A.I. Movie Festival: Automata

“Automata” on IMDBIMDB, Automata

Sci-Fi/Thriller, 109 Minutes, 2014

Despite it seemingly being tailor-fit to my taste, this completely failed to register on my radar when it was released. It was only when I started researching movies to include in this Month of A.I. that I discovered it.

The human race is attempting to recover from a series of massive solar storms that nearly drove us extinct and left much of the planet a uninhabitable desert. To assist in the massive rebuilding effort, the ROC corporation has mass-produced an army of versatile robot workers with advanced A.I. They are guided by two inviolate laws: firstly, that they can never harm or allow a human to be harmed and, secondly, that they cannot improve or repair themselves or any other robot.

The primary motivation in the film, obviously (this is a movie, after all), is the violation of these laws. The obvious option – of having robots able to harm humans – is thankfully ignored. Instead, the film focuses on the more interesting idea of the robots striving to improve themselves. How these laws were developed and protected is also one of the more interesting reveals in the story.

Antonio Banderas [IMDB], in one of his best roles in years, plays Jacq, a ROC insurance agent who’s expecting his first child.  A corrupt cop (Dylan McDermott [IMDB]) has reported that he shot a robot because he caught it repairing itself. Jacq is assigned the case and assumes that a human “clockmaker” is illegally modifying the robots. He’s been promised a transfer to a safer city if he completes the assignment.

The unnamed city is essentially indistinguishable from Blade Runner’s [IMDB] iconic Los Angeles, albeit with fewer people, and the movie concedes this with many subtle references to that earlier film. That said, this particular brand of dystopia is becoming more than a little dull. We see the same rain-covered filth, smiling, holographic advertisements and plastic clothes. Paying respects to the classics is appreciated, but originality would be more so.

The robot design is excellent. For the greatest part, they’re realized with practical effects and impressive puppetry. They have an amazingly effective sense of mechanical weight and movement that grounds them in the frame and allows for visceral, meaningful interactions with their human counterparts.

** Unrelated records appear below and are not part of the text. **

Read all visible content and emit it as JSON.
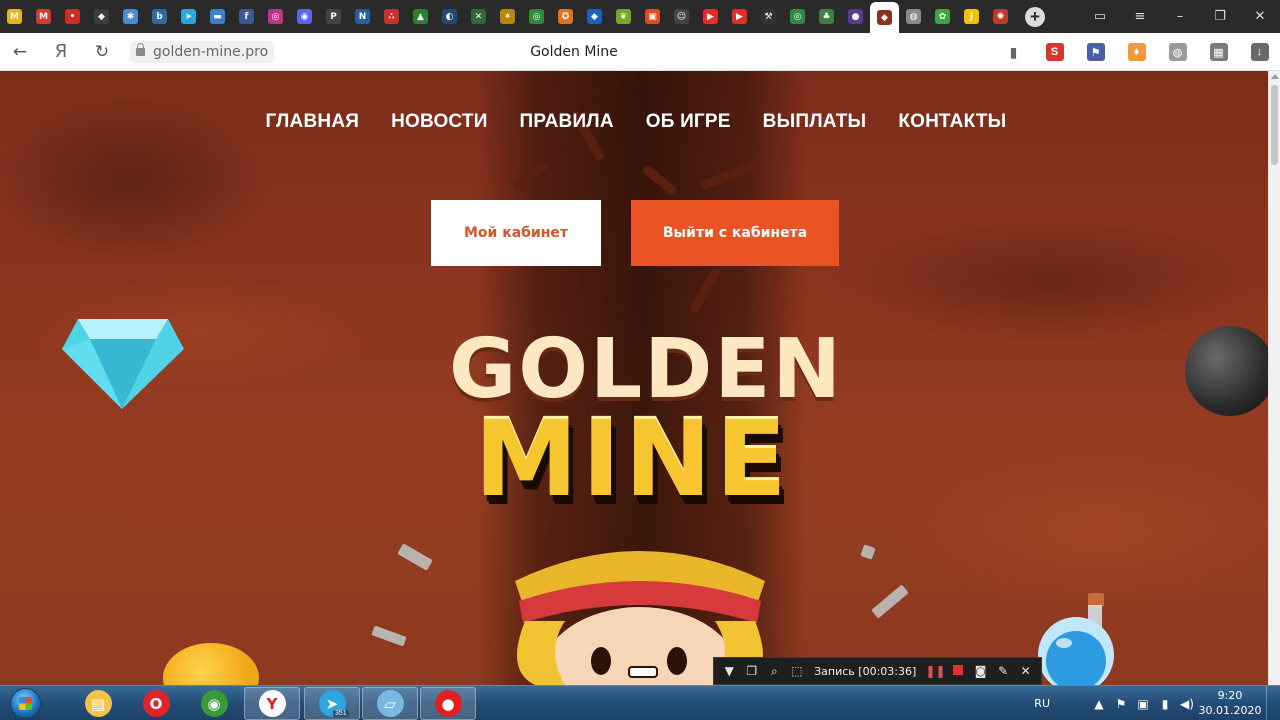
{
  "browser": {
    "tab_favicons": [
      {
        "name": "gmail-icon",
        "color": "#e8b21a",
        "glyph": "M"
      },
      {
        "name": "mail-icon",
        "color": "#d33a2c",
        "glyph": "M"
      },
      {
        "name": "red-pin-icon",
        "color": "#d52a2a",
        "glyph": "•"
      },
      {
        "name": "site-icon",
        "color": "#3d3d3d",
        "glyph": "◆"
      },
      {
        "name": "joomla-icon",
        "color": "#4c8bd4",
        "glyph": "✱"
      },
      {
        "name": "b-site-icon",
        "color": "#2d6aa8",
        "glyph": "b"
      },
      {
        "name": "telegram-icon",
        "color": "#2ca5e0",
        "glyph": "➤"
      },
      {
        "name": "chat-icon",
        "color": "#3f7fd0",
        "glyph": "▬"
      },
      {
        "name": "facebook-icon",
        "color": "#3b5998",
        "glyph": "f"
      },
      {
        "name": "instagram-icon",
        "color": "#c13584",
        "glyph": "◎"
      },
      {
        "name": "discord-icon",
        "color": "#5865f2",
        "glyph": "◉"
      },
      {
        "name": "p-site-icon",
        "color": "#444",
        "glyph": "P"
      },
      {
        "name": "n-site-icon",
        "color": "#2a5aa8",
        "glyph": "N"
      },
      {
        "name": "red-dots-icon",
        "color": "#c9302c",
        "glyph": "∴"
      },
      {
        "name": "triangle-icon",
        "color": "#2e7d32",
        "glyph": "▲"
      },
      {
        "name": "globe-site-icon",
        "color": "#1e4a7a",
        "glyph": "◐"
      },
      {
        "name": "crossed-icon",
        "color": "#2f6b3a",
        "glyph": "✕"
      },
      {
        "name": "star-icon",
        "color": "#b8860b",
        "glyph": "✶"
      },
      {
        "name": "green-circle-icon",
        "color": "#2e8b3e",
        "glyph": "◎"
      },
      {
        "name": "fox-icon",
        "color": "#d9731f",
        "glyph": "✪"
      },
      {
        "name": "shield-icon",
        "color": "#1f5fbf",
        "glyph": "◆"
      },
      {
        "name": "leaf-icon",
        "color": "#7aa52a",
        "glyph": "❦"
      },
      {
        "name": "apps-icon",
        "color": "#e04a2a",
        "glyph": "▣"
      },
      {
        "name": "face-icon",
        "color": "#444",
        "glyph": "☺"
      },
      {
        "name": "youtube-icon",
        "color": "#e52d27",
        "glyph": "▶"
      },
      {
        "name": "youtube-icon-2",
        "color": "#e52d27",
        "glyph": "▶"
      },
      {
        "name": "pick-icon",
        "color": "#333",
        "glyph": "⚒"
      },
      {
        "name": "swirl-icon",
        "color": "#2e8b3e",
        "glyph": "◎"
      },
      {
        "name": "tree-icon",
        "color": "#3f7f3f",
        "glyph": "♣"
      },
      {
        "name": "planet-icon",
        "color": "#5a3a8a",
        "glyph": "●"
      }
    ],
    "active_tab_favicon": {
      "name": "golden-mine-favicon",
      "color": "#8a3420",
      "glyph": "◆"
    },
    "more_tabs": [
      {
        "name": "ball-icon",
        "color": "#8a8a8a",
        "glyph": "◍"
      },
      {
        "name": "leaf2-icon",
        "color": "#3aa83a",
        "glyph": "✿"
      },
      {
        "name": "j-site-icon",
        "color": "#f2c200",
        "glyph": "J"
      },
      {
        "name": "gear-site-icon",
        "color": "#c0392b",
        "glyph": "✺"
      }
    ],
    "url": "golden-mine.pro",
    "page_title": "Golden Mine",
    "yandex_glyph": "Я",
    "extensions": [
      {
        "name": "extension-red-s-icon",
        "color": "#d9342b",
        "glyph": "S"
      },
      {
        "name": "extension-flag-icon",
        "color": "#4a5fa8",
        "glyph": "⚑"
      },
      {
        "name": "metamask-fox-icon",
        "color": "#f29a3a",
        "glyph": "♦"
      },
      {
        "name": "globe-icon",
        "color": "#9a9a9a",
        "glyph": "◍"
      },
      {
        "name": "puzzle-icon",
        "color": "#7a7a7a",
        "glyph": "▦"
      },
      {
        "name": "download-icon",
        "color": "#6a6a6a",
        "glyph": "↓"
      }
    ]
  },
  "site": {
    "nav": [
      "ГЛАВНАЯ",
      "НОВОСТИ",
      "ПРАВИЛА",
      "ОБ ИГРЕ",
      "ВЫПЛАТЫ",
      "КОНТАКТЫ"
    ],
    "cabinet_button": "Мой кабинет",
    "logout_button": "Выйти с кабинета",
    "logo_top": "GOLDEN",
    "logo_bottom": "MINE"
  },
  "recorder": {
    "status": "Запись [00:03:36]"
  },
  "taskbar": {
    "apps": [
      {
        "name": "explorer-app",
        "color": "#f2c34a",
        "glyph": "▤"
      },
      {
        "name": "opera-app",
        "color": "#e0242a",
        "glyph": "O"
      },
      {
        "name": "chrome-app",
        "color": "#3a9a3a",
        "glyph": "◉"
      },
      {
        "name": "yandex-browser-app",
        "color": "#ffffff",
        "glyph": "Y"
      },
      {
        "name": "telegram-app",
        "color": "#2ca5e0",
        "glyph": "➤"
      },
      {
        "name": "notepad-app",
        "color": "#7ab8e0",
        "glyph": "▱"
      },
      {
        "name": "recorder-app",
        "color": "#e02020",
        "glyph": "●"
      }
    ],
    "telegram_badge": "351",
    "language": "RU",
    "time": "9:20",
    "date": "30.01.2020"
  },
  "colors": {
    "accent_orange": "#ea5424",
    "cabinet_text": "#d5562a",
    "logo_gold": "#f7c530",
    "logo_cream": "#fde8c2"
  }
}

Those humans tend to pale in comparison to the machines. The character of Jacq is given some dimension and Banderas provides an excellent, if uneven, performance. Everybody else we see is mono-dimensional. With a few exceptions – seemingly to create a ready pool of victims – humans are nasty, brutish and unsympathetic.

The ending sadly devolves into poorly executed action-movie clichés. It felt like a misguided attempt to cater to an audience the movie had already abandoned. Rather than an insightful examination of motivations, we’re told simply: humans are bad, robots are good. A more cerebral, thought-provoking climax would have been much more appropriate.

Automata succeeds more than it fails. It shines when it slows down and ponders the ideas it’s presenting and the richness of the world it’s created. It falters when, seemingly out of insecurity, it tries to “pump things up” with car chases, explosions and gunplay. It’s good, stylish, thought-provoking sci-fi that lacked the confidence to reach true greatness.